中国・浙江省で初めて「試験管ベビー(体外受精によって誕生した赤ちゃん)」が誕生して今年で20年。まもなく成人するベビーはすでに大学生になった。その誕生の地となった病院が、成長の軌跡を追跡調査した。
1995年11月、浙江大学医学院付属産婦人科医院で、省内初となる体外受精の赤ちゃんが取り上げられた。母親は多嚢胞性卵巣症候群で不妊と診断されていた。同院はその後の20年で、わが子の誕生を望む2万人超の母親の願いをかなえている。
同院はその後、自然妊娠で生まれた子供2万人と体外受精で生まれた子供1万人を追跡調査し、その発育状況などについて比較を試みた。調査チームの一員である金帆(ジン・ファン)教授が記者の取材に応じ、その結果を発表した。
■不妊の両親から体外受精で誕生した子供は不妊の傾向があるのか?
完全な統計とは言えないが、現在、米国人の1~2%が体外受精によって誕生すると言われている。一方で現在、10組に1組(=10%)の夫婦が不妊の問題を抱えていると言われる。この比率を比較しても、体外受精で生まれた人ばかりが不妊となるわけではないことがわかる。
■知能の発達に差は出るか?
体外受精で誕生するか、自然妊娠で誕生するかということと知能の発達状況に相関性は見られなかった。ただし、体外受精を経て生まれる子供は両親が特に大切に育てる傾向があるからか、成績優秀な子も少なくない。

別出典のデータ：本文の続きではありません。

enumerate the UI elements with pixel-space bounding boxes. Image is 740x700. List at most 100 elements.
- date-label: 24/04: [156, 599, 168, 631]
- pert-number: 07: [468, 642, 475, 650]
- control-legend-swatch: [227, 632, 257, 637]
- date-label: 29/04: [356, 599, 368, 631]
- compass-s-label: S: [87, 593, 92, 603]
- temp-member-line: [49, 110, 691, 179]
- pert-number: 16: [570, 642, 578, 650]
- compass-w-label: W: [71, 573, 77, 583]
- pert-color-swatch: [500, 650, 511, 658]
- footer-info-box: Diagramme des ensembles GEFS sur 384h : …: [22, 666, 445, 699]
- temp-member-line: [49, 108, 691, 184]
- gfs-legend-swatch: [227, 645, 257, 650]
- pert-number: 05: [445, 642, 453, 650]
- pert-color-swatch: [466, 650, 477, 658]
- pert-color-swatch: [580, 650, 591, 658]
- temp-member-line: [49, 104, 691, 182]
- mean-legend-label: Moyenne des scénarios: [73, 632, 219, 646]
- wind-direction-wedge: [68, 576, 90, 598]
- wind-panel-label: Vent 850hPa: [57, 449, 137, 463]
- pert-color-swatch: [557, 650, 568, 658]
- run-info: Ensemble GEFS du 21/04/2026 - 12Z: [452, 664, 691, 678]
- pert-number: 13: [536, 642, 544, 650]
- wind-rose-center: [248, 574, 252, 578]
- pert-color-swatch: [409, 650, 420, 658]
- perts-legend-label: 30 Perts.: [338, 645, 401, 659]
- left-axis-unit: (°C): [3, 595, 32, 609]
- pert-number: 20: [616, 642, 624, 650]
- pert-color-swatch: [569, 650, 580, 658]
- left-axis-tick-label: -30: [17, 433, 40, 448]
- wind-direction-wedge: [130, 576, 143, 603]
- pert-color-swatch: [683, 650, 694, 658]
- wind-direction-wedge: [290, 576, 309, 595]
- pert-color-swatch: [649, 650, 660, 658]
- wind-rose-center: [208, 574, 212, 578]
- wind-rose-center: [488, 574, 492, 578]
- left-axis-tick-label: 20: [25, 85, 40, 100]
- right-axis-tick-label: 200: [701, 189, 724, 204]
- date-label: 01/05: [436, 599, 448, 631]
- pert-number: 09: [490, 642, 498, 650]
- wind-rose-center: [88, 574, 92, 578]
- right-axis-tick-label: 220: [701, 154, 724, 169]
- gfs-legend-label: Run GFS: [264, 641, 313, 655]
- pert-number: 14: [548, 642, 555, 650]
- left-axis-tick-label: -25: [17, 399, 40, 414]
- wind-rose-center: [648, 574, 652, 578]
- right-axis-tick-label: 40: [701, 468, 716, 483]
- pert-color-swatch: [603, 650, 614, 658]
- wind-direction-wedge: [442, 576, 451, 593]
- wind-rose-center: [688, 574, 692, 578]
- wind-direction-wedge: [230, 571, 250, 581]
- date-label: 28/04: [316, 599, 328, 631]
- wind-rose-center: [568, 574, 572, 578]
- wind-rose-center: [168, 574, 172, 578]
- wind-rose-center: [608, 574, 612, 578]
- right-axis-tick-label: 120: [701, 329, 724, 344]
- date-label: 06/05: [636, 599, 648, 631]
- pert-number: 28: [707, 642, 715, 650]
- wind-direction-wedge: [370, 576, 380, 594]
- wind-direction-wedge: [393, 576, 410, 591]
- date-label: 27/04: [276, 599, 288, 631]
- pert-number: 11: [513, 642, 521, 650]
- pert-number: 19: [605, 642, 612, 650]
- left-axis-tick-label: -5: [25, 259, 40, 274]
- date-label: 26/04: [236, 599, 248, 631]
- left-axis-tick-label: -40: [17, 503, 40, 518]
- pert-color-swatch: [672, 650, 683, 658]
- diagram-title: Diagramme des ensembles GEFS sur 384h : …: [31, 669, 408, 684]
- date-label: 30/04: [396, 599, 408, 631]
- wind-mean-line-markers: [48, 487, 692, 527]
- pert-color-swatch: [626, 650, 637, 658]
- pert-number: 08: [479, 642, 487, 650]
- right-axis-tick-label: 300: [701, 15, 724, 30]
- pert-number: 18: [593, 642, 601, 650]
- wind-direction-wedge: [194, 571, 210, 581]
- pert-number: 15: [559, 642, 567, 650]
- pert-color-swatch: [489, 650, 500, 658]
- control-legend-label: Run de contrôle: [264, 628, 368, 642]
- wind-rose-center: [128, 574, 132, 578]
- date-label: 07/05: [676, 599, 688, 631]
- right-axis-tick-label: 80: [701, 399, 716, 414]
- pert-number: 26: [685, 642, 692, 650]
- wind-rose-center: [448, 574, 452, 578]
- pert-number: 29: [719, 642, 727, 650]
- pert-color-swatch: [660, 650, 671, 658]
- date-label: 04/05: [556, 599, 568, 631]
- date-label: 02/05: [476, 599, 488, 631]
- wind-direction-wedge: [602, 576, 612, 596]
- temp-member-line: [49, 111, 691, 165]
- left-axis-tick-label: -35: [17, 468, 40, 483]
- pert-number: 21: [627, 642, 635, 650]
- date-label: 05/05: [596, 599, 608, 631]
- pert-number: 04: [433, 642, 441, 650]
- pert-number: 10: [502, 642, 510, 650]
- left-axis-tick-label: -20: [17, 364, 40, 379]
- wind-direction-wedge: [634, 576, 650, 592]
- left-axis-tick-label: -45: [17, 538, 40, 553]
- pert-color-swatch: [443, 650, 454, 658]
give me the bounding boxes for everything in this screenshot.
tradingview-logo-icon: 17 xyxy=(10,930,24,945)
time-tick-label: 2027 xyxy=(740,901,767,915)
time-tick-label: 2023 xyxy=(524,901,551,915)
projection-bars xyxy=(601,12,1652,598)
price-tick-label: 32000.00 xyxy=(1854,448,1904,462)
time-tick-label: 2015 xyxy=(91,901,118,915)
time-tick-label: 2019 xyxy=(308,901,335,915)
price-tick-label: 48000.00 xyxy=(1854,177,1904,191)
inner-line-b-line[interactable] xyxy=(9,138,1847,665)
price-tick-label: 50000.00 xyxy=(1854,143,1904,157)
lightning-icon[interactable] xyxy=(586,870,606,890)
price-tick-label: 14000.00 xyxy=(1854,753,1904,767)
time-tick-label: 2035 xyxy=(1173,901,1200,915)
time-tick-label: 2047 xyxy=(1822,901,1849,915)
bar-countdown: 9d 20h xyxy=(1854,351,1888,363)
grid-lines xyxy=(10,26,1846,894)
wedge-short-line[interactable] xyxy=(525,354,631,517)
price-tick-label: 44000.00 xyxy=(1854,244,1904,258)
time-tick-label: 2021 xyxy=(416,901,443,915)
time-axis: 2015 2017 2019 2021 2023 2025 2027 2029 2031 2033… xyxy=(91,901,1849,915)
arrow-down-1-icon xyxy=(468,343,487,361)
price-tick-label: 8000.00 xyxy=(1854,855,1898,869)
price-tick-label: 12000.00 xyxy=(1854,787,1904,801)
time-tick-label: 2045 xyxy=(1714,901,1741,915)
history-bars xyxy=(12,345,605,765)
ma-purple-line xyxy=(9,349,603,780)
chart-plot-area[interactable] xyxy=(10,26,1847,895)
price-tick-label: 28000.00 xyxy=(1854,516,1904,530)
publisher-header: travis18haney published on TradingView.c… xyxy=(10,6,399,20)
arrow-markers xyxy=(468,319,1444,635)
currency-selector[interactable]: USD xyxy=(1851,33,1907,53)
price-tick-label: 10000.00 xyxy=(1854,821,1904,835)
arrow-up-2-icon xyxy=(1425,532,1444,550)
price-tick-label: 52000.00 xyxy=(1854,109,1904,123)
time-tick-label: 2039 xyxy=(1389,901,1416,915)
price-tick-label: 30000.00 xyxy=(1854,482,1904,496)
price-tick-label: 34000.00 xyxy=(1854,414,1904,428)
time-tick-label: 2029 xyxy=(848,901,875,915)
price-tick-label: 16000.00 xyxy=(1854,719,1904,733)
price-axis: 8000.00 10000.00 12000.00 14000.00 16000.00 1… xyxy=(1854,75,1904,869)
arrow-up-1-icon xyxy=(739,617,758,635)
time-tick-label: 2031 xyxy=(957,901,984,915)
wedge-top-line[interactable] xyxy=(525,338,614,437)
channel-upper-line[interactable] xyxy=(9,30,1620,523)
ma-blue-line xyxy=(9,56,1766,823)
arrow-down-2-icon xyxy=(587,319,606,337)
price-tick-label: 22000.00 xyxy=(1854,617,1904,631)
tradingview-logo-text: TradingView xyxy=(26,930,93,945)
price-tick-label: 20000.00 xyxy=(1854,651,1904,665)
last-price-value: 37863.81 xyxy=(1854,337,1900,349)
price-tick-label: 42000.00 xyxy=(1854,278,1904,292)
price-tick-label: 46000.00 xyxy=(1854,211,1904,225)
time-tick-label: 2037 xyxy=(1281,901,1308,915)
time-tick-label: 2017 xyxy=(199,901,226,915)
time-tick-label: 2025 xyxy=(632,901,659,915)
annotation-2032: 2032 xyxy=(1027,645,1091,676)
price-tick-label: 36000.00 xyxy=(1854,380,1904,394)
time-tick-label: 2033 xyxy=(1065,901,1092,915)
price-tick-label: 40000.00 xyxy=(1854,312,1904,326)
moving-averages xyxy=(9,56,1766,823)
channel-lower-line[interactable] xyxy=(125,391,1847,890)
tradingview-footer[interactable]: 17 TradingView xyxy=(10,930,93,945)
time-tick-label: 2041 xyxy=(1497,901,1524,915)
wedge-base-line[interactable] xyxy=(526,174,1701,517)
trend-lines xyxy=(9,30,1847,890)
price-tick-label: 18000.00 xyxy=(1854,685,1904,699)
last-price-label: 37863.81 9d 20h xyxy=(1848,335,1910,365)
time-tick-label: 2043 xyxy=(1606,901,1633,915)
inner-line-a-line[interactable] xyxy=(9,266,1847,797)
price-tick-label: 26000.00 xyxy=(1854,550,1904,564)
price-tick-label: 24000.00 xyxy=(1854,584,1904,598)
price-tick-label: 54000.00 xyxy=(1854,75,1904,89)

■体外受精で誕生した子供は成人後、内分泌系の疾患に罹患するリスクが高いか?
そのような傾向はあると言える。しかしこれは妊娠の経緯とは関係ないだろう。不妊症を患っている両親が持っている遺伝的体質が原因であると考えられる。
なお、同院を不妊治療で訪れる女性の年齢層は21歳から53歳までと幅広いが、うち25%は35歳以上だという。金教授によると、40歳を過ぎると不妊治療成功の確率はかなり下がるうえ、障害を持った子供が誕生するリスクが上昇する。